Red Hat gains US government certification

The U.S. Department of Defense Information Systems Agency has certified Linux company Red Hat Inc.'s Advanced Server operating system as a "Common Operating Environment," meaning the server product meets the agency's software security and interoperability specification.

The certification, announced by Red Hat officials Tuesday, is for Red Hat's top-of-the-line Linux Advanced Server running on IBM Corp.'s eServer xSeries 330 hardware. The Red Hat server is the first Linux product to receive this certification, according to Red Hat. The Common Operating Environment (COE) certification is designed to provide common IT architecture within the Department of Defense, as a way to promote interoperability among the department's computer systems.

The certification allows the Defense Department to "achieve the required level of conformance so vital to joint warfare by embracing the self-governance standards created by the Linux community," Matt Mleziva, program director of Defense Information Infrastructure for the U.S. Air Force, said in a Red Hat press release.

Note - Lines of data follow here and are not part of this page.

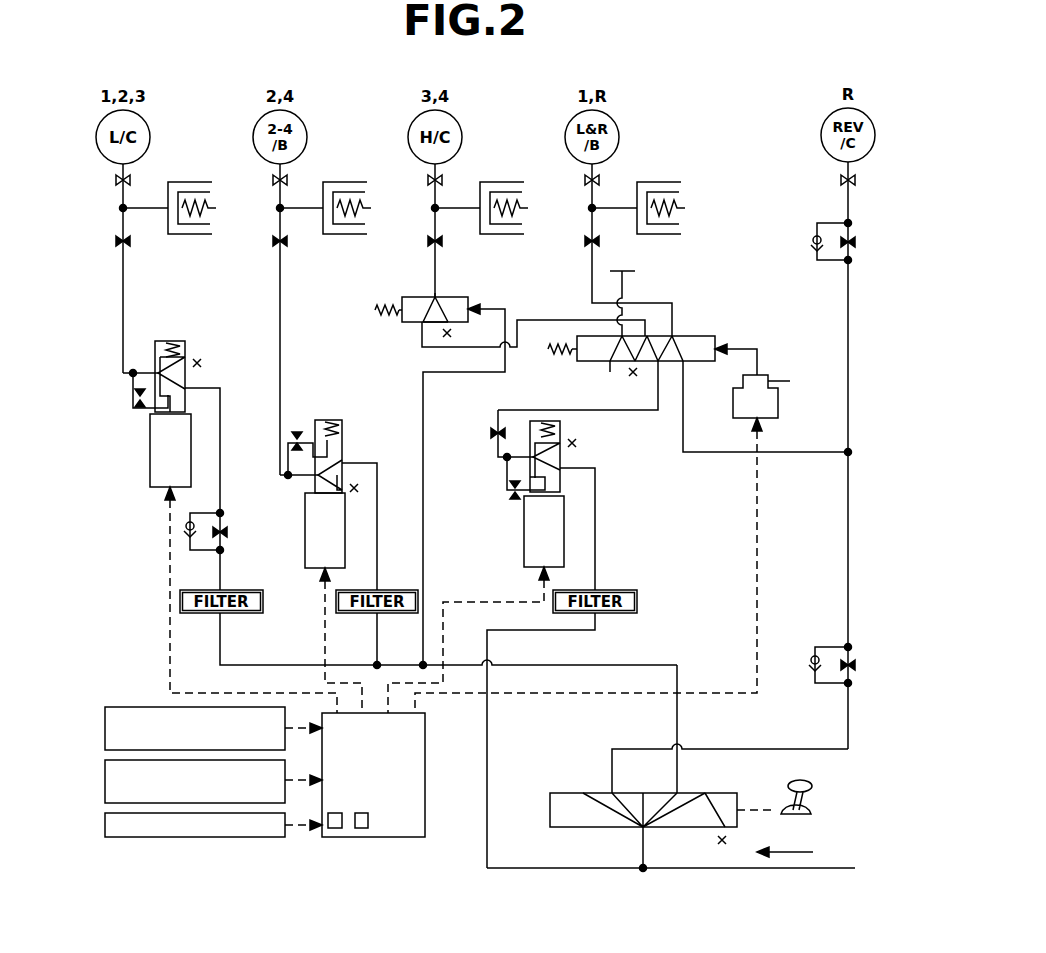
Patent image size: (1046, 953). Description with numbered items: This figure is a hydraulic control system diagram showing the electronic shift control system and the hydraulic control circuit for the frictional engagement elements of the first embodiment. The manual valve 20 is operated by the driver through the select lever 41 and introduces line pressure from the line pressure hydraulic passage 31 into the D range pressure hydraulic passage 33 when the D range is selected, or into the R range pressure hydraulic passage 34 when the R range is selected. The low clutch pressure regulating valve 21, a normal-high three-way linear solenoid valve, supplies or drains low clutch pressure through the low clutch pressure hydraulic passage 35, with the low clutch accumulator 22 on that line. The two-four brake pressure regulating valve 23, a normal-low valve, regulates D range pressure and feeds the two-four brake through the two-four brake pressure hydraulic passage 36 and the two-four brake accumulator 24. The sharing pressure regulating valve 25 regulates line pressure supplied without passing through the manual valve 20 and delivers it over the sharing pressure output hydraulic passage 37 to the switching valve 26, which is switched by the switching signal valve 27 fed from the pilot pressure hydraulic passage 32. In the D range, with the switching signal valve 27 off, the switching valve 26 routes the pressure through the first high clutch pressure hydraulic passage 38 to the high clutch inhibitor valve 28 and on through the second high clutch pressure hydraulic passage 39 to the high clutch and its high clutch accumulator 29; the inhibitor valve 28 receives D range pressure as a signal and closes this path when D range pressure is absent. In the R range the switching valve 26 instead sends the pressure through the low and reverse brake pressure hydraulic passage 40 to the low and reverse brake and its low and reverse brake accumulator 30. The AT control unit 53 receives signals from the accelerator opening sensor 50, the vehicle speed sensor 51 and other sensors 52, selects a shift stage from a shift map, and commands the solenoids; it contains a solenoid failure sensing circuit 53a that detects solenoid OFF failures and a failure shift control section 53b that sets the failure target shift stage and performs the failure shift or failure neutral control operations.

The manual valve 20 is at (565, 793).
The low clutch pressure regulating valve 21 is at (150, 459).
The low clutch accumulator 22 is at (190, 183).
The 2-4 brake pressure regulating valve 23 is at (305, 537).
The 2-4 brake accumulator 24 is at (345, 183).
The sharing pressure regulating valve 25 is at (524, 537).
The switching valve 26 is at (696, 363).
The switching signal valve 27 is at (778, 406).
The high clutch inhibitor valve 28 is at (418, 297).
The high clutch accumulator 29 is at (502, 183).
The low and reverse brake accumulator 30 is at (659, 183).
The line pressure hydraulic passage 31 is at (717, 869).
The pilot pressure hydraulic passage 32 is at (608, 373).
The D range pressure hydraulic passage 33 is at (655, 664).
The R range pressure hydraulic passage 34 is at (760, 749).
The low clutch pressure hydraulic passage 35 is at (123, 308).
The 2-4 brake pressure hydraulic passage 36 is at (280, 308).
The sharing pressure output hydraulic passage 37 is at (618, 412).
The first high clutch pressure hydraulic passage 38 is at (537, 322).
The second high clutch pressure hydraulic passage 39 is at (437, 282).
The low and reverse brake pressure hydraulic passage 40 is at (593, 278).
The select lever 41 is at (812, 782).
The accelerator opening sensor 50 is at (105, 730).
The vehicle speed sensor 51 is at (105, 782).
The other sensors 52 is at (105, 827).
The AT control unit 53 is at (419, 838).
The solenoid failure sensing circuit 53a is at (334, 830).
The failure shift control section 53b is at (363, 830).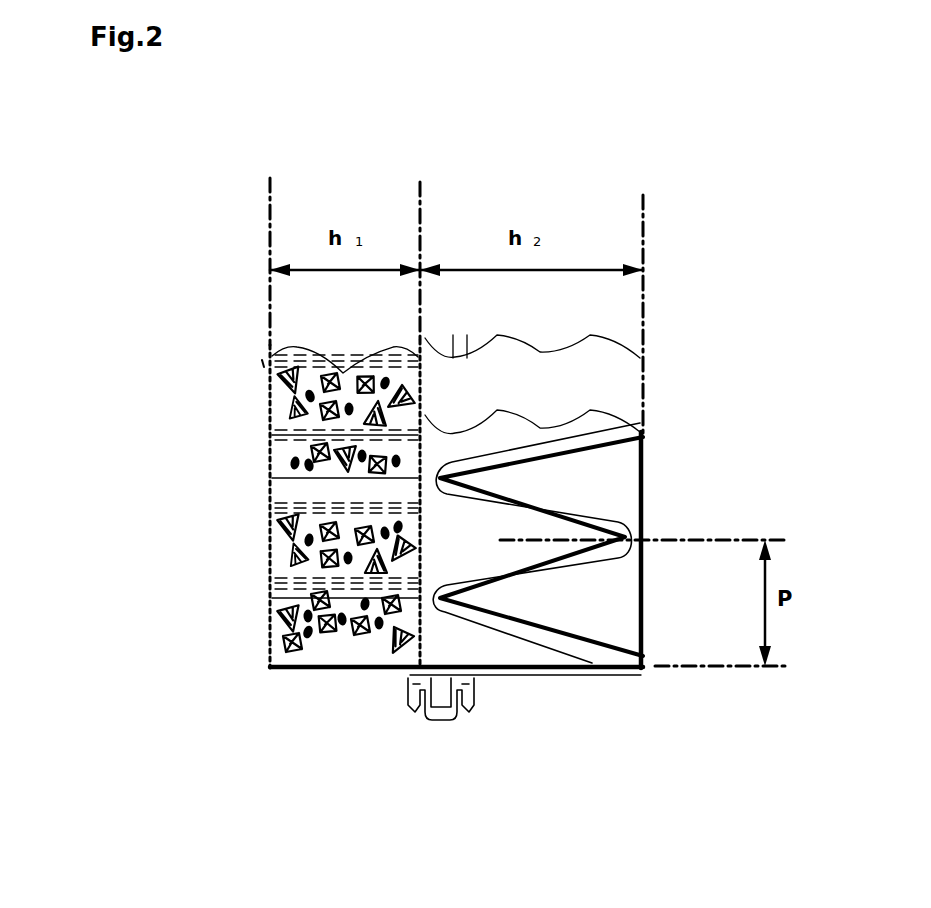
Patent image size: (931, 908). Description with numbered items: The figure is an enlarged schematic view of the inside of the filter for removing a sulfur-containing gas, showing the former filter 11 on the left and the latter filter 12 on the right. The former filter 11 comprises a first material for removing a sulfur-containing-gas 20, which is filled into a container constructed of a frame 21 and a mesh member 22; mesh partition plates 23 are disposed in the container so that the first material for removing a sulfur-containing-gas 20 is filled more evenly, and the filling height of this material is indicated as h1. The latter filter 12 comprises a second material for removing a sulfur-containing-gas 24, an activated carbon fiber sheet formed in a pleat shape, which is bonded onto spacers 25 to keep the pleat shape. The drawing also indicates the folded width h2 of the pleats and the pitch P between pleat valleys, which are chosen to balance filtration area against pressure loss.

The former filter 11 is at (135, 345).
The latter filter 12 is at (795, 300).
The first material for removing a sulfur-containing-gas 20 is at (292, 524).
The frame 21 is at (298, 666).
The mesh member 22 is at (272, 633).
The mesh partition plates 23 is at (293, 583).
The second material for removing a sulfur-containing-gas 24 is at (610, 525).
The spacers 25 is at (596, 480).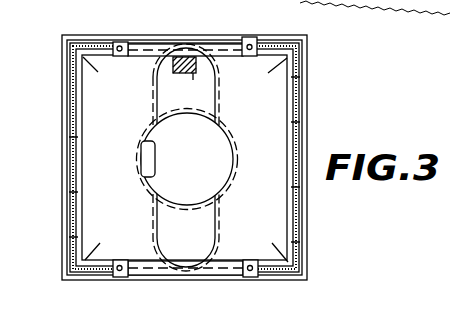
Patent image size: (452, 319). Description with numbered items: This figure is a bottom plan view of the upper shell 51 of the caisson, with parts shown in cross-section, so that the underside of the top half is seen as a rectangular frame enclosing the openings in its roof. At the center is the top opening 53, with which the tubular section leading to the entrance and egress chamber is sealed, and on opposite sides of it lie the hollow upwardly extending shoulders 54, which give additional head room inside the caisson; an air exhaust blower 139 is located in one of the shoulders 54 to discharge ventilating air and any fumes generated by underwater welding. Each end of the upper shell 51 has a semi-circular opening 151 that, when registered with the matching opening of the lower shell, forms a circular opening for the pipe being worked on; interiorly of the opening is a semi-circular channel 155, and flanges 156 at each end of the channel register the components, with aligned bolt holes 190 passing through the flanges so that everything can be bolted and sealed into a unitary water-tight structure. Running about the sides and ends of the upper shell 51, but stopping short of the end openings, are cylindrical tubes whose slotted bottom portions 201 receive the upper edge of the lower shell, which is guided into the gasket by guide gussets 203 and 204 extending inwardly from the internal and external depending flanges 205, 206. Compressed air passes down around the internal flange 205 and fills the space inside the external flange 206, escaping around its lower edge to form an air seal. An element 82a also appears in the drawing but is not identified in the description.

The upper shell 51 is at (55, 56).
The flange 156 is at (126, 40).
The semi-circular opening 151 is at (159, 43).
The semi-circular channel 155 is at (226, 43).
The bolt holes 190 is at (251, 39).
The slotted bottom portion 201 is at (300, 84).
The external depending flange 206 is at (62, 108).
The internal depending flange 205 is at (83, 117).
The guide gusset 204 is at (72, 137).
The guide gusset 203 is at (77, 142).
The air exhaust blower 139 is at (184, 79).
The hollow upwardly extending shoulder 54 is at (220, 86).
The top opening 53 is at (229, 145).
The handle 82a is at (155, 158).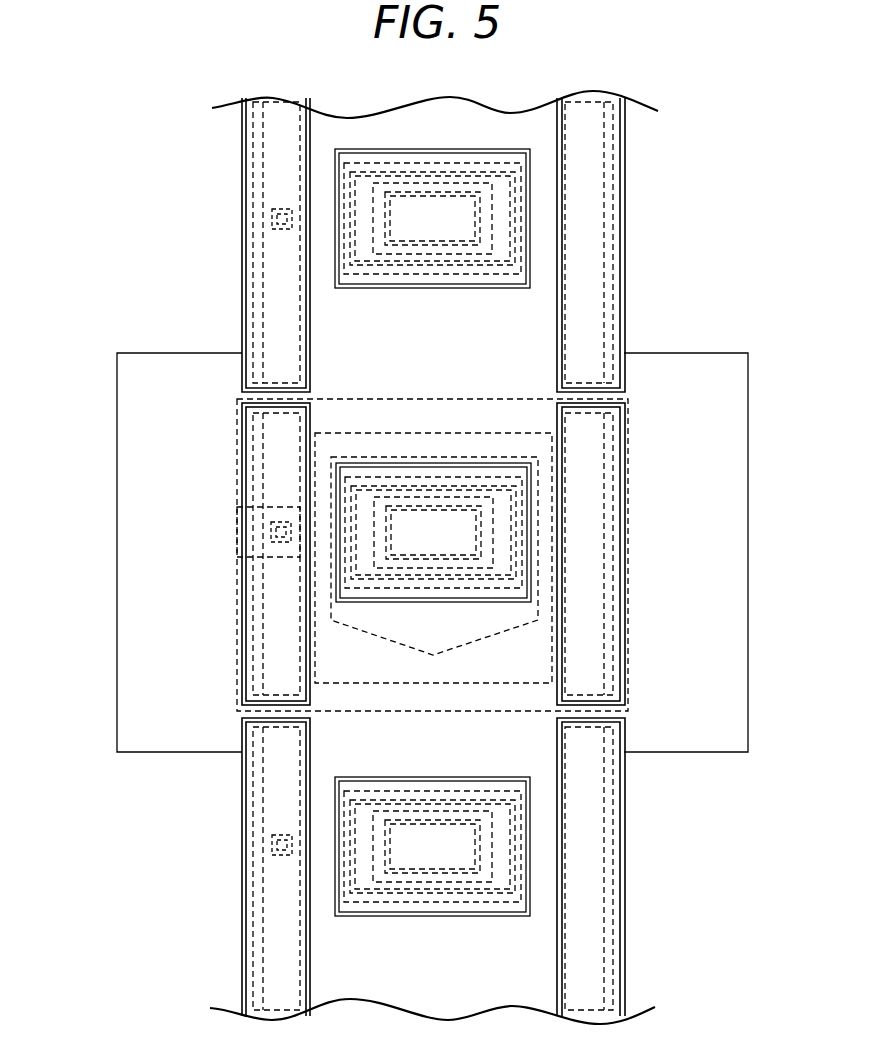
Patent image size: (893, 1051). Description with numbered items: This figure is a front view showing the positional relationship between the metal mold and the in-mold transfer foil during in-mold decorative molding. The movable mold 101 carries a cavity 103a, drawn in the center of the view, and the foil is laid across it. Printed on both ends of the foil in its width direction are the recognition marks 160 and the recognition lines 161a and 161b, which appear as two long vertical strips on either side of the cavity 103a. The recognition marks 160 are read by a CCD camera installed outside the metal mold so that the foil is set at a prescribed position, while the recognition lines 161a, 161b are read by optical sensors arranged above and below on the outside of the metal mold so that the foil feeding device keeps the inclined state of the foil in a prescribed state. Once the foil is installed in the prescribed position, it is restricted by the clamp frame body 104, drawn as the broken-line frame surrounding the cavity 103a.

The movable mold 101 is at (147, 593).
The cavity 103a is at (328, 468).
The clamp frame body 104 is at (535, 415).
The recognition mark 160 is at (237, 528).
The recognition line 161a is at (275, 169).
The recognition line 161b is at (590, 170).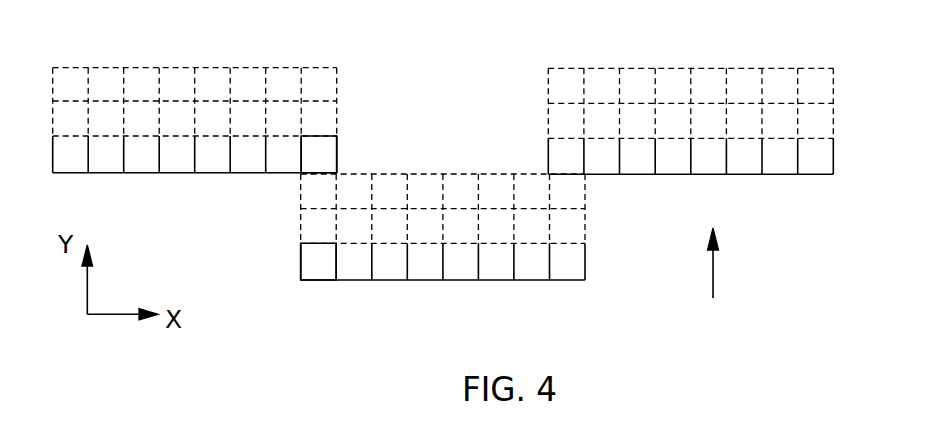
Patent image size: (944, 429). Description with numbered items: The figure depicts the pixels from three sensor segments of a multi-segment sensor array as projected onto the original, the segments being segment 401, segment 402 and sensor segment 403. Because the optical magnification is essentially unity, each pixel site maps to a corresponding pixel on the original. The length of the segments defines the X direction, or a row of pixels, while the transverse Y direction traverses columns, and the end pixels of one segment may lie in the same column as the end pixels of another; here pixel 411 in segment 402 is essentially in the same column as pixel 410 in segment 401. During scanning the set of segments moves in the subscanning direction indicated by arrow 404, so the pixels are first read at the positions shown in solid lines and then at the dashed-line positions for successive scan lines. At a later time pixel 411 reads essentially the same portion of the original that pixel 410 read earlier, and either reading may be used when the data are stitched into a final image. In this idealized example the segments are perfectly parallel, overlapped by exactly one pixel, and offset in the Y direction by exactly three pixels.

The segment 401 is at (143, 173).
The segment 402 is at (586, 257).
The sensor segment 403 is at (780, 175).
The arrow 404 is at (714, 268).
The pixel 410 is at (334, 170).
The pixel 411 is at (309, 268).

The certification will allow Red Hat to compete in the US$24 billion Defense Department IT market, and assures Defense Department users that applications can easily be ported to the Red Hat operating system from other certified operating systems, said Mark de Visser, the company's vice president of marketing. "The government has been experimenting with Linux on a pretty broad scale," de Visser added. "What this does is put it in a mainstream deployment within the government."

According to Red Hat, this Defense Department certification is "broadly recognized" within the U.S. government as a rigorous standard. The certification puts the server software on the Defense Department's approved list for mission-critical operating systems, said Red Hat, based in Raleigh, North Carolina.

The decision to seek certification came after several conversations about using Linux between Red Hat and Defense Department IT workers, de Visser said. "We tried to work with them because we know how big of a market the Department of Defense is," he added. "It became one of the roadblocks to adoption that we learned about."

The certification effort took Red Hat more than six months.

The COE certification "expels yet another myth about the enterprise readiness of open source software," said Michael Tiemann, chief technical officer at Red Hat, in the press release.

The COE certification is mandated by the Defense Department Joint Technical Architecture for operating systems to be considered for deployment on command-and-control, computer, communications, and intelligence systems.

A handful of other operating systems are also certified under the COE: Sun Microsystems Inc.'s Solaris, Microsoft Corp.'s Windows NT, IBM's AIX, and Hewlett-Packard Co.'s HP-UX.